Breaking the container dependency barrier - How we solved serverless MCP deployment using pure AWS Lambda layersIn this guide, I’ll walk you through how we deployed an MCP server completely container-free — using AWS Lambda layers, CDK, and a bit of ingenuity.

Introduction

The Model Context Protocol (MCP) has revolutionized how AI applications interact with external data sources and tools. However, deploying MCP servers in production environments has traditionally required containerization, which adds complexity, cold start latency, and operational overhead.

After extensive research and development, we've successfully deployed MCP servers on AWS Lambda without containers, using a pure serverless approach that leverages Lambda layers and custom handlers. This solution eliminates container dependencies while maintaining full MCP protocol compliance.

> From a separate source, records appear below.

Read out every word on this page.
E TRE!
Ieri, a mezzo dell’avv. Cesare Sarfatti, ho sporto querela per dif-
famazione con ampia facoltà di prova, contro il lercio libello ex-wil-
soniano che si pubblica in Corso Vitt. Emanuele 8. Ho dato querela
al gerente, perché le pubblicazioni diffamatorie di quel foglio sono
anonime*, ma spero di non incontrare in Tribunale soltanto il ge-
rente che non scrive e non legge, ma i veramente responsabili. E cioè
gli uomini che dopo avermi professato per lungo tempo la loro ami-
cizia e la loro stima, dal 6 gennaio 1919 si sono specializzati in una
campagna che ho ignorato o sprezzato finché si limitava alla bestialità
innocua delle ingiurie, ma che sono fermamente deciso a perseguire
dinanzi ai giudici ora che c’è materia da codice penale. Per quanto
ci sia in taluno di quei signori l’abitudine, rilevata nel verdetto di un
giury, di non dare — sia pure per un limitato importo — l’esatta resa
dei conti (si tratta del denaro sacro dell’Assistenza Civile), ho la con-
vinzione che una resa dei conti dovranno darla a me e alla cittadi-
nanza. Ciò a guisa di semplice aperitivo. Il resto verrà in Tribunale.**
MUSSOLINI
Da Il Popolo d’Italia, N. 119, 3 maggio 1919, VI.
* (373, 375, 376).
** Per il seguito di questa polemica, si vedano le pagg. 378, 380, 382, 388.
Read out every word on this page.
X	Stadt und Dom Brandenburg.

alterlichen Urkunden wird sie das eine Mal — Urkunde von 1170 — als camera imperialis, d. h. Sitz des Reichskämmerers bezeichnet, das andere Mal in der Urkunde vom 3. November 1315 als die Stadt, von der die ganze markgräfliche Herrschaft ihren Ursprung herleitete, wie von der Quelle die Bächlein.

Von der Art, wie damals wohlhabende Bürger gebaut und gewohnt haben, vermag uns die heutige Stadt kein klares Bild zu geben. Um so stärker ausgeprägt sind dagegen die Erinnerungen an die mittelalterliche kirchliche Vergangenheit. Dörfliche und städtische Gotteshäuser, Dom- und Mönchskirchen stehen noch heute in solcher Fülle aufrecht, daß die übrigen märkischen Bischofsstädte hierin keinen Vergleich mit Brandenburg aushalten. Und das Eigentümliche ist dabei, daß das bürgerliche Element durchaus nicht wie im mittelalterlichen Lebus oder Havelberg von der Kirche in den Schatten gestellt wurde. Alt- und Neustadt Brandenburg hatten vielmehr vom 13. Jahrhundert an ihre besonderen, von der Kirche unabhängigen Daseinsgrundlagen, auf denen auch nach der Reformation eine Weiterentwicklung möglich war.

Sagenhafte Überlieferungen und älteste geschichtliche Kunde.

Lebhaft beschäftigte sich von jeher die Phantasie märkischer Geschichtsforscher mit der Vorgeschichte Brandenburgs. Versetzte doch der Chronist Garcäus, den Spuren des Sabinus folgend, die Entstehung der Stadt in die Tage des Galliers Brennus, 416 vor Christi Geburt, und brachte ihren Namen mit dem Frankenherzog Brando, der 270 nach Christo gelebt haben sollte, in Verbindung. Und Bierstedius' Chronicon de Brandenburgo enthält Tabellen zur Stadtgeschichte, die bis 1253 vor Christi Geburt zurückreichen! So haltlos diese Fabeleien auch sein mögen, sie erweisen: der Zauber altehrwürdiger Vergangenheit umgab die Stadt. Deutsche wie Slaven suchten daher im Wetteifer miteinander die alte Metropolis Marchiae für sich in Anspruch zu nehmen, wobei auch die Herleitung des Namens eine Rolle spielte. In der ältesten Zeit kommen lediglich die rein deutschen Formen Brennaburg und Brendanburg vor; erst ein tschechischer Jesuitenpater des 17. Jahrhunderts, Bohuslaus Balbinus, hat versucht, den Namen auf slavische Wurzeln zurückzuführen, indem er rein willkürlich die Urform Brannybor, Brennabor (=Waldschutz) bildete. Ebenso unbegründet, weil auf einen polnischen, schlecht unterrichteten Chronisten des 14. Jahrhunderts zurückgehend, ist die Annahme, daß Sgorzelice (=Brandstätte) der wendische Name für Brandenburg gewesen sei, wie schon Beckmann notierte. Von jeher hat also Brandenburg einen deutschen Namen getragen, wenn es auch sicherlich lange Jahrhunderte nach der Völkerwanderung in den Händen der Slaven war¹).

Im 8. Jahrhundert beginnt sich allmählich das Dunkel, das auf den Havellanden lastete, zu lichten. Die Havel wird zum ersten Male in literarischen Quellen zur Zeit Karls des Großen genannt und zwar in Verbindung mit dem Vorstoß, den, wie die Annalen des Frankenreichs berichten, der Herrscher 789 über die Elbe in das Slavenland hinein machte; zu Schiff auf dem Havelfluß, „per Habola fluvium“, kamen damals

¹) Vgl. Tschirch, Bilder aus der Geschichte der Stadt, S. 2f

The Problem: Why Container-Free MCP Deployment Matters

Traditional MCP Deployment Challenges

Most existing MCP server implementations assume a persistent connection model:

  • Long-running server processes
  • WebSocket or TCP connections
  • Container-based deployment patterns
  • Complex orchestration requirements

AWS Lambda Constraints

AWS Lambda's stateless, event-driven model presents unique challenges:

  • No persistent connections
  • Cold start considerations
  • 15-minute execution limits
  • Package size restrictions (250MB unzipped)
  • Limited runtime environments

Why Avoiding Containers Is Crucial

  1. Cold Start Performance: Container images have significantly longer cold start times
  2. Complexity: Container deployment requires ECR repositories, image builds, and more complex CI/CD
  3. Cost: Container-based Lambda functions are more expensive for sporadic workloads
  4. Operational Overhead: Managing container images, security scanning, and updates

Our Solution: MCP Lambda Handler Architecture

We developed a custom MCP handler that adapts the MCP protocol to Lambda's request-response model while maintaining full protocol compliance.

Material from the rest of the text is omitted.